Our feelings come from our thinking about a situation, or the meaning we personally make of it.
(Often, this interpretation of a situation, the “meaning making” happens so quickly that it is hard to catch)
When you get upset and reactive with your child, you have made meaning of their behavior, and it’s not a good meaning. If we make a good meaning of their behavior, the response is mature, constructive, connecting….
So, what negative meaning are you making of your child’s behavior that has you reacting in negative/reactive ways?
What gets you upset? Why?
What does it “mean” when your child doesn’t listen to you for example?
What does it mean if you think you child has “purposefully ignored” you? Sit and think about it.

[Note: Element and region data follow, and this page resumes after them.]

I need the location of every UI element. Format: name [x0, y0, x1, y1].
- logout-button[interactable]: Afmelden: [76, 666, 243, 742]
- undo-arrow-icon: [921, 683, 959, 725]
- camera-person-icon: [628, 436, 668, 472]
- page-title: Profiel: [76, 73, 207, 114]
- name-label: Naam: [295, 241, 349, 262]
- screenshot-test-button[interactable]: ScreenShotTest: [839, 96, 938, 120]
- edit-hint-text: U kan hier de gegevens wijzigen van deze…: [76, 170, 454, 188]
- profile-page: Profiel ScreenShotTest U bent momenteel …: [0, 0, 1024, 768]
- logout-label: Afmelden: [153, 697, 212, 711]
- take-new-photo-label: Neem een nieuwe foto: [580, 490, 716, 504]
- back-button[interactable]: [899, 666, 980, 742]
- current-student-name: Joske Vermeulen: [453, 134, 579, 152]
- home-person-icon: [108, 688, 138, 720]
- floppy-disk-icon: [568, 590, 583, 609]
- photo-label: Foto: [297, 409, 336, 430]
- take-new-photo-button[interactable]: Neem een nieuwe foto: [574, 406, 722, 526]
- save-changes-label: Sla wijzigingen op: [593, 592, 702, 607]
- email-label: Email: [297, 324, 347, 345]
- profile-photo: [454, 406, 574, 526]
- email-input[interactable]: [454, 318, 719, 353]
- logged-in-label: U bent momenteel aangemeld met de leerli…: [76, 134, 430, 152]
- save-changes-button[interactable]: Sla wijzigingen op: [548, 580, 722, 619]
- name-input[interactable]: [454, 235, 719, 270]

It is not a done deal that we must get angry if our children don’t listen to us.
Getting angry only happens when the meaning you make is one that you decide is hurtful to you… a judgment on your worth for example. Otherwise there would be nothing to be upset about.
But what if we interpreted the child’s behavior as benign or innocent rather than harmful.
It’s your choice actually. It always is. It is your choice to make what meaning you make of it and then to react the way you do.
Does this makes sense?
We only react negatively when we put a negative meaning on the actions of the child.
But here is the thing. Children are not hurtful like this. They are actually usually too focused on themselves and their world to be trying to communicate subversive messages like this. And they are good, not malevolent.
The reason why we act negatively to a child’s behavior is because we have put a motive in their head that was never there in the first place, or because we are perceiving the situation as hurtful.
If that’s the case, don’t you think it would seem like a good idea to stop doing that?
What if you could see the innocence in your child’s actions? What if you knew that your child’s actions were just not conveying the negative meaning you thought they were?
What if not listening was really understood as:
“I am focused on what I am doing right now”
“I am overwhelmed”
“I am scared of you right now”
“I don’t feel connected to you”
“You have trained me to only respond when when you yell”
What if we saw the truth… instead of disrespect? Then we could address real root issues instead of going off of insecure assumptions that do nothing but to shame children, weaken the connection between parent and child, and protect the ego of the parent.
Better parenting requires that we suspend our insecure assumptions and look for the innocent truth that is present.